Development of prediction method for mold sticking breakout based on density-based spatial clustering of applications with noise and dynamic time warping

As the core component of continuous casting machines, complex behaviors of fluid flow, heat transfer, mass transfer, and solidification occurring inside the mold are the key factors affecting the slabs quality. Breakout is one of the most catastrophic accidents in continuous casting process, which brings severe impacts on personal security, smooth producing, slab quality, and caster equipment. In particular, with the development of the high-speed casting technology, quality defects and sticking breakouts caused by high-load emerge frequently and missing or false alarms for online prediction of breakout occasionally occur. Thus, accurate identification and prediction for the mold breakout is a top priority for online processing control. Considering the typical temperature characteristics of “time lag” and “space inversion” during a breakout, this paper introduced the concepts of dynamic time warping (DTW) and density-based spatial clustering of applications with noise (DBSCAN) in machine learning. On the basis of collecting and distinguishing the typical change modes of mold temperature, an integrated novel method for predicting breakout was developed.
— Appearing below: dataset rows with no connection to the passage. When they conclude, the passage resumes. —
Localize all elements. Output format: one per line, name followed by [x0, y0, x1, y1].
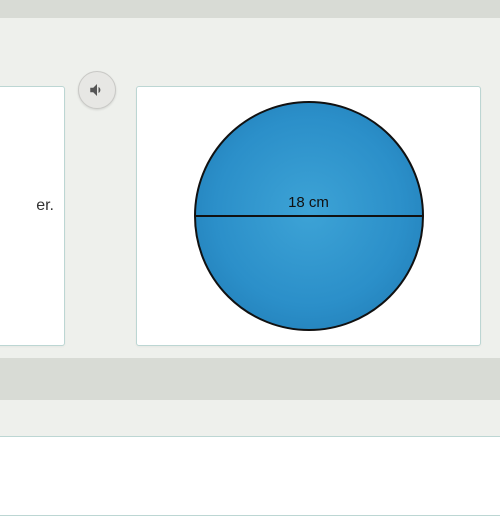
answer-card: [0, 436, 500, 516]
question-text-fragment: er.: [36, 197, 54, 215]
question-card: er.: [0, 86, 65, 346]
bottom-panel: [0, 400, 500, 500]
diameter-line: [195, 215, 423, 217]
speaker-icon: [88, 81, 106, 99]
audio-play-button[interactable]: [78, 71, 116, 109]
circle-diagram: 18 cm: [194, 101, 424, 331]
diagram-card: 18 cm: [136, 86, 481, 346]
top-panel: er. 18 cm: [0, 18, 500, 358]
diameter-label: 18 cm: [288, 194, 329, 211]
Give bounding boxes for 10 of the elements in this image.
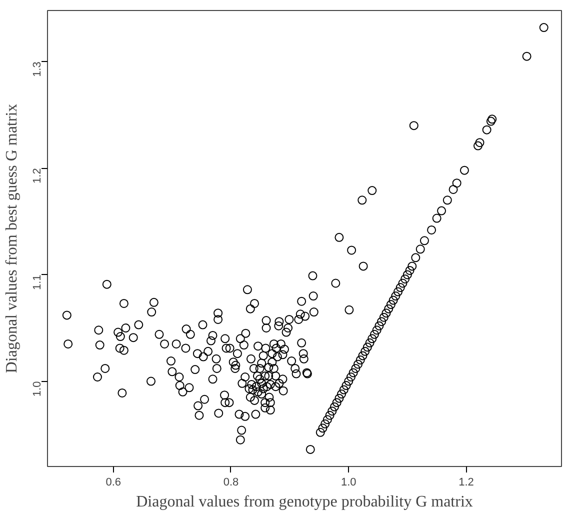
x-tick-label: 0.6: [106, 476, 122, 488]
x-tick-label: 1.0: [340, 476, 356, 488]
x-tick-label: 1.2: [458, 476, 474, 488]
y-tick-label: 1.2: [32, 168, 44, 184]
y-axis-title: Diagonal values from best guess G matrix: [4, 104, 20, 374]
x-axis-title: Diagonal values from genotype probability G matrix: [136, 494, 473, 510]
y-tick-label: 1.0: [32, 381, 44, 397]
x-tick-label: 0.8: [223, 476, 239, 488]
y-tick-label: 1.1: [32, 274, 44, 290]
y-tick-label: 1.3: [32, 62, 44, 77]
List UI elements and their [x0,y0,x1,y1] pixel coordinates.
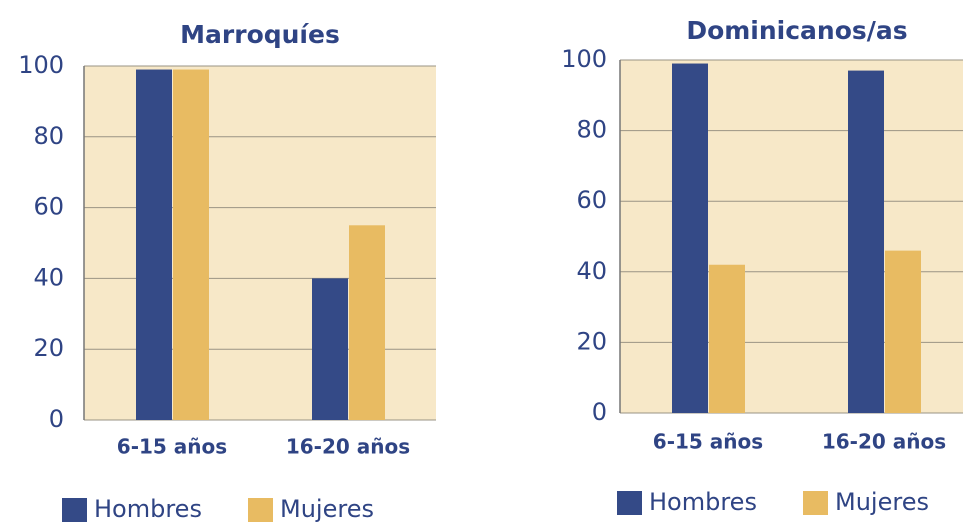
y-tick-label: 60 [33,193,64,221]
bar [312,278,348,420]
x-tick-label: 16-20 años [822,430,946,454]
y-tick-label: 60 [576,186,607,214]
legend-label: Hombres [649,488,757,516]
chart-title: Marroquíes [180,20,340,49]
legend-swatch [617,491,642,515]
y-tick-label: 20 [33,334,64,362]
legend-label: Hombres [94,495,202,523]
y-tick-label: 40 [33,263,64,291]
x-tick-label: 16-20 años [286,435,410,459]
legend-swatch [62,498,87,522]
legend-label: Mujeres [835,488,929,516]
bar [848,70,884,413]
y-tick-label: 40 [576,257,607,285]
bar [709,264,745,413]
bar [173,69,209,420]
y-tick-label: 100 [561,45,607,73]
bar [672,63,708,413]
y-tick-label: 0 [49,405,64,433]
legend-label: Mujeres [280,495,374,523]
x-tick-label: 6-15 años [653,430,763,454]
chart-title: Dominicanos/as [686,16,907,45]
y-tick-label: 80 [576,116,607,144]
legend-swatch [248,498,273,522]
y-tick-label: 20 [576,327,607,355]
legend-swatch [803,491,828,515]
y-tick-label: 0 [592,398,607,426]
x-tick-label: 6-15 años [117,435,227,459]
y-tick-label: 100 [18,51,64,79]
bar [136,69,172,420]
y-tick-label: 80 [33,122,64,150]
bar [885,250,921,413]
bar [349,225,385,420]
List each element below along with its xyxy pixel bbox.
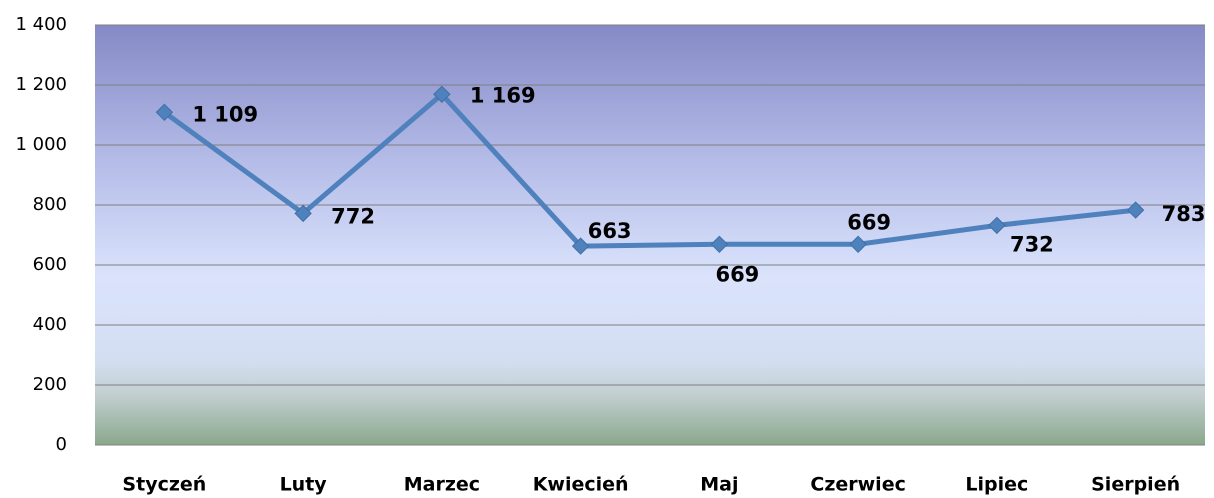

The proposed method applied DTW to measure the similarity of mold thermocouple temperature under different casting speeds, steel grades, and other operating conditions, while DBSCAN was used to cluster and separate the temperature samples between normal casting status and sticking breakout. On the basis of the above mentioned method, the results show that the mold sticking breakout can be effectively detected and predicted. Compared with the traditional method based on logical judgment and artificial neural network, the clustering-based breakout prediction method does not require manual setting of thresholds or parameters. According to the common rule of temperature variation in historical samples of breakout, the typical characteristics of temperature in time and space can be extracted and fused, and the breakout can be accurately distinguished and predicted, which shows good self-adaptability and robustness.